A magic formula of physics is propelling animals across the planet, from birds and sharks to jellyfish, according to a new discovery by researchers at Texas A&M University.
While people struggle with fixed-wing aircraft and solid propellers, animals triumph with flexible wings, fins and tails and now we know that despite their other vastly differing characteristics, they are all moving in essentially the same way.
“We found insects, birds, bats, whales, fish, dolphins, even smaller molluscs are all using the same basic mechanics,” said Marine Biologist Nathan Johnson from A&M at Galveston who did the study with colleagues from Harvard, California Institute of Technology, Indiana University and the Woods Hole Oceanographic Institute.
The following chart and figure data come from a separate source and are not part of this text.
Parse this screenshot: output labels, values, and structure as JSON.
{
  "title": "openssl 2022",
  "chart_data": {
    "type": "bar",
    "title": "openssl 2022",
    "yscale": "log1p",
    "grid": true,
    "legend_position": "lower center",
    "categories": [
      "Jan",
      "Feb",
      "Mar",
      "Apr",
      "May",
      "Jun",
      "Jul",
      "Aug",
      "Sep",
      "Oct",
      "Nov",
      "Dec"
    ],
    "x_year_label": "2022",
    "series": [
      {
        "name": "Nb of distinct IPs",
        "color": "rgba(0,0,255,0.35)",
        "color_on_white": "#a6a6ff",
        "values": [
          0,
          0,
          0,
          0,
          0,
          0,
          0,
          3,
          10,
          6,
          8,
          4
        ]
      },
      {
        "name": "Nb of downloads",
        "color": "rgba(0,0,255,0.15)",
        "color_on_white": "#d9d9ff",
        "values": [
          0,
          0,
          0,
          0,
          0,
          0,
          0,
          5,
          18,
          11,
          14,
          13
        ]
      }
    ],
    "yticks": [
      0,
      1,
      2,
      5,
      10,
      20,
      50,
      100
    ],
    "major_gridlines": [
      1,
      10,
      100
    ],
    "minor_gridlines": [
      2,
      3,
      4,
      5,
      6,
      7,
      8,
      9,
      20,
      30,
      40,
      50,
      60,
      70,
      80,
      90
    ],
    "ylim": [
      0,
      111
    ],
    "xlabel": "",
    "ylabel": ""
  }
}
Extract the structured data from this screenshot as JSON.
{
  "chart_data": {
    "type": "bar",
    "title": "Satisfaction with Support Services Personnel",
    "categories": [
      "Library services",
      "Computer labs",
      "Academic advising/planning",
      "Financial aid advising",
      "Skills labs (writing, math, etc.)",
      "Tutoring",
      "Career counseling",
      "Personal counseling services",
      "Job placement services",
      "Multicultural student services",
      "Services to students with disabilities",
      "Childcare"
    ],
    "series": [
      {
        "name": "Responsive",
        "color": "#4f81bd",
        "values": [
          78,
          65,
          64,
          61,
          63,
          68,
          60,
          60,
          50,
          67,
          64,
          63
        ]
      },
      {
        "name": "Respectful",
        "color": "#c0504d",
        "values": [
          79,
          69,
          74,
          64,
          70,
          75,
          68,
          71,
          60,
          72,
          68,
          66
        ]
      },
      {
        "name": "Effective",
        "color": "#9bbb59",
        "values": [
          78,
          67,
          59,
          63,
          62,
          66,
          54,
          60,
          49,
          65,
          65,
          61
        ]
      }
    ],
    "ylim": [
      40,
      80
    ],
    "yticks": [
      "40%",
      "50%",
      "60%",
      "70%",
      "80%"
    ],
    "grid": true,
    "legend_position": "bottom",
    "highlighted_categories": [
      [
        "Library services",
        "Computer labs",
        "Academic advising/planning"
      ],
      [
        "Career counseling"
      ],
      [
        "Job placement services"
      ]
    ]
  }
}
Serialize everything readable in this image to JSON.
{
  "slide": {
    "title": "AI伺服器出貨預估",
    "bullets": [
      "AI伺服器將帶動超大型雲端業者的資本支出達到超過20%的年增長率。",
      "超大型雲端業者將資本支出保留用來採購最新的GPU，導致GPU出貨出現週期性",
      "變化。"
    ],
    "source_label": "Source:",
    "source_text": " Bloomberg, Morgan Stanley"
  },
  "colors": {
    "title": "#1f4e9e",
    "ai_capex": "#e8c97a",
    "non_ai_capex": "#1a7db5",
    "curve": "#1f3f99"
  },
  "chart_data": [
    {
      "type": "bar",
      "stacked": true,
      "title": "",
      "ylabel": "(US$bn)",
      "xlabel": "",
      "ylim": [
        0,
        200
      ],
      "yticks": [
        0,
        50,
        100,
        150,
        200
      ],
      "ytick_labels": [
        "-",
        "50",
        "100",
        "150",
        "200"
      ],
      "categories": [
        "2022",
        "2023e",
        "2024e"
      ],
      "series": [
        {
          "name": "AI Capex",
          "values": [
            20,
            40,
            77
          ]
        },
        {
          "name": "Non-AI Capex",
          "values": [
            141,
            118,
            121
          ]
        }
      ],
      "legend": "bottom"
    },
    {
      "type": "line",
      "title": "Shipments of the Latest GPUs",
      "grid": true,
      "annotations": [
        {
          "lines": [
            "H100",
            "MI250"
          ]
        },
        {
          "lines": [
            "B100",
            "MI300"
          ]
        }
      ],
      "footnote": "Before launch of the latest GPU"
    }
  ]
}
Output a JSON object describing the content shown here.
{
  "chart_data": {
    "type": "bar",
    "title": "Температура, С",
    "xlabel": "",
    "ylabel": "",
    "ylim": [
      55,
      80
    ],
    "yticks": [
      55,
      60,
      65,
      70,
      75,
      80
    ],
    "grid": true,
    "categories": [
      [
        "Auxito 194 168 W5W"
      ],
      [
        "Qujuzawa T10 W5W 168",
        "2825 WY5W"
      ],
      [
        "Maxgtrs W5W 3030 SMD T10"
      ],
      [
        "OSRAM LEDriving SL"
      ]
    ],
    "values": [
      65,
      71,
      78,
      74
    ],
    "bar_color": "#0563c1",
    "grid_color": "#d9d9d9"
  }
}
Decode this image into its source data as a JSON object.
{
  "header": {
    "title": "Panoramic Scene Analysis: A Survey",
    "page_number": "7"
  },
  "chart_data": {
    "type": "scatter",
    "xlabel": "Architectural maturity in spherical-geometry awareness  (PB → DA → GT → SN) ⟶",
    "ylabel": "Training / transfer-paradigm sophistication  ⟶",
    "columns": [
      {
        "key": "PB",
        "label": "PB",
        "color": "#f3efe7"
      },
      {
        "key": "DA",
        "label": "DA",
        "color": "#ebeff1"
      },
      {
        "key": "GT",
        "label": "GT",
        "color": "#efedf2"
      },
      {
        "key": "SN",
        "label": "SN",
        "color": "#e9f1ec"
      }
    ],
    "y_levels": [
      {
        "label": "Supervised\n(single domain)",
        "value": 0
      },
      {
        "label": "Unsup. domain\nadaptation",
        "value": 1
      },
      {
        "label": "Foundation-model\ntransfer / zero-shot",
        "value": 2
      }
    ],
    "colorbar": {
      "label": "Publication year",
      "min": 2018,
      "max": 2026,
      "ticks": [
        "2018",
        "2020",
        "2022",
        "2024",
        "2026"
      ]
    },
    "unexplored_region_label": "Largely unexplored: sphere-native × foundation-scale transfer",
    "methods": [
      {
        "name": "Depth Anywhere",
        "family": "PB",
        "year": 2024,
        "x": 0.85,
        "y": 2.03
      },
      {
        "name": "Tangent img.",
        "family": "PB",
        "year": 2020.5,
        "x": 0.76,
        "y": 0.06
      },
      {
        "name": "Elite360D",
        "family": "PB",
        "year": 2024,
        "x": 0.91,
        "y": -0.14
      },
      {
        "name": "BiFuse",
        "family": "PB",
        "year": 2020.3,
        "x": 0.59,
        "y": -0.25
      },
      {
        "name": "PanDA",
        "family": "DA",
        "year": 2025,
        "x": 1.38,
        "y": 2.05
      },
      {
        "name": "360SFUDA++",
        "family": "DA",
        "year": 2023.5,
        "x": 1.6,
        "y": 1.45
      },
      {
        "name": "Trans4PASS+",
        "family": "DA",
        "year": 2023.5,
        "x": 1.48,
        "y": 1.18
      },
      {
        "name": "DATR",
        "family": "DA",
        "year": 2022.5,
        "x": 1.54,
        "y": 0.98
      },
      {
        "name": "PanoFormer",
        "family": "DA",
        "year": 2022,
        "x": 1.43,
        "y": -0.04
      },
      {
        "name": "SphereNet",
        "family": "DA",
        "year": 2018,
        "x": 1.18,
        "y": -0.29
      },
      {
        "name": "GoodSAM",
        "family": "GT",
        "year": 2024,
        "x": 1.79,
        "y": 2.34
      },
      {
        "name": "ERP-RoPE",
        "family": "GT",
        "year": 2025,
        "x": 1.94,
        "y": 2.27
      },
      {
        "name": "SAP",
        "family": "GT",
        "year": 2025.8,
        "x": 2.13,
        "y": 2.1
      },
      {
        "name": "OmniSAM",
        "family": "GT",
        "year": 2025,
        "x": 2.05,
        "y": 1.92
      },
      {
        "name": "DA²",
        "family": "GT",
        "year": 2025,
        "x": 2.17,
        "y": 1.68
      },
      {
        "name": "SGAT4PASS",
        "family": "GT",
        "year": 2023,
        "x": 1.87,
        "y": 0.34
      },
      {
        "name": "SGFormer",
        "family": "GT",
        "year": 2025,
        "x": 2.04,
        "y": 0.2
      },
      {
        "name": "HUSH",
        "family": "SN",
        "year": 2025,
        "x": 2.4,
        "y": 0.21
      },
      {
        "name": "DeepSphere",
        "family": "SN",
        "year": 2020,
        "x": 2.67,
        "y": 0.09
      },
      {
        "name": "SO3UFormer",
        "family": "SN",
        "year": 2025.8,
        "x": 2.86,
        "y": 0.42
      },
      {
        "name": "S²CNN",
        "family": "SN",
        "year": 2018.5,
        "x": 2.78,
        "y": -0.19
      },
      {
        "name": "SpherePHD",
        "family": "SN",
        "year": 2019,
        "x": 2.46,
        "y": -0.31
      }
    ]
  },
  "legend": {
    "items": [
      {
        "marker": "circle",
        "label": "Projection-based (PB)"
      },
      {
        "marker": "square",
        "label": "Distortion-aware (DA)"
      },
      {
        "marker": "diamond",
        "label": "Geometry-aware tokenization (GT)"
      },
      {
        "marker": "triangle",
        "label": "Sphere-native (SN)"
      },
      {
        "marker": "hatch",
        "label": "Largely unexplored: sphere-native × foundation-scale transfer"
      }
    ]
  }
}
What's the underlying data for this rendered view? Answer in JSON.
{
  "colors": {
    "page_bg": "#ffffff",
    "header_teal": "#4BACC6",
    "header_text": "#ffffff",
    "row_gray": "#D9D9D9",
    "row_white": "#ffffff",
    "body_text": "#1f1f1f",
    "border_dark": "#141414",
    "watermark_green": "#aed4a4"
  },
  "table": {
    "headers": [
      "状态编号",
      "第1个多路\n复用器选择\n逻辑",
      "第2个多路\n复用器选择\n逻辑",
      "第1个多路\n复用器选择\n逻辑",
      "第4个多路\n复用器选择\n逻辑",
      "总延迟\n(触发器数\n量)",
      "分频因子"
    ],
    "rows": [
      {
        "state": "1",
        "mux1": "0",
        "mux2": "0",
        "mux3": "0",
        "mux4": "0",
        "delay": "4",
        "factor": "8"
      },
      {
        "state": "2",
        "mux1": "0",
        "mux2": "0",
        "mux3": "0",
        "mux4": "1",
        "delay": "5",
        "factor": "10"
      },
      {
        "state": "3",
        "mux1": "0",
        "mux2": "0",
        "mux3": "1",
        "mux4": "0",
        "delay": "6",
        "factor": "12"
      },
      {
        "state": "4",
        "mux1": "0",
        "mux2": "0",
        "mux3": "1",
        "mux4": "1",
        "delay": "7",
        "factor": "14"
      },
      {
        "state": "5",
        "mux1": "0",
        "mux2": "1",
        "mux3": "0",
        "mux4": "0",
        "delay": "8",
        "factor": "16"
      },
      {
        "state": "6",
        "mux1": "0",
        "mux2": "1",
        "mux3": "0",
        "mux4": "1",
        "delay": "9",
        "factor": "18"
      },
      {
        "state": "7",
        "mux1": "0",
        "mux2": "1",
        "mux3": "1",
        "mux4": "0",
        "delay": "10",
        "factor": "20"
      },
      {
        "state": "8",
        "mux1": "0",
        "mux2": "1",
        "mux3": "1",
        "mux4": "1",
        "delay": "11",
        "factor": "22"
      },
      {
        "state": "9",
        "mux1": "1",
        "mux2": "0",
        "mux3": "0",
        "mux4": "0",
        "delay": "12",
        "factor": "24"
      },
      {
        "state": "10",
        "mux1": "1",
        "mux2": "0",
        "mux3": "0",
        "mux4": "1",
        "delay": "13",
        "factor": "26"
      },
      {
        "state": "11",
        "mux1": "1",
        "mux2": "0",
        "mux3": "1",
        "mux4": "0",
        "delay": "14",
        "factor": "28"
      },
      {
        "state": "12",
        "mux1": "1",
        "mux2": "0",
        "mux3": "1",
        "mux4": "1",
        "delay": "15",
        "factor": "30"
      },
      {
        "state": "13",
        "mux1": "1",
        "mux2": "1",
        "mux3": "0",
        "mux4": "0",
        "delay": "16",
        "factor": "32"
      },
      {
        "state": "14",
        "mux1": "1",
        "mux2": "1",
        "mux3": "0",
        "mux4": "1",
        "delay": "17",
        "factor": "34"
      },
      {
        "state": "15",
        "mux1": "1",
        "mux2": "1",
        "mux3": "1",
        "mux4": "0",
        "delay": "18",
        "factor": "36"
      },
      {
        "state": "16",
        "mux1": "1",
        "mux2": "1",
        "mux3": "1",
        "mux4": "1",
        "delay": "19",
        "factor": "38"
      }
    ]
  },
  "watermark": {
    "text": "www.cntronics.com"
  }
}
It shows just how advanced Mother Nature’s designs are compared to human engineering. Scientists hope their findings will help technology catch up with millions of years of evolution.
They found that the animals all flex their wing, tail or fin within a “magic range” of 30 to 60 degrees, and they all bend just 30% of whatever their relevant propulsor is.
Sounds obvious, but it’s something humans have yet to replicate by relying only on stiff wings for aircrafts and similar non-flexible propellers for boats. Thus missing out on nature’s discovery of a potentially perfect universal design.
“The best reason we can think that these similarities are there in nature is that they are the most energy efficient,” said Johnson.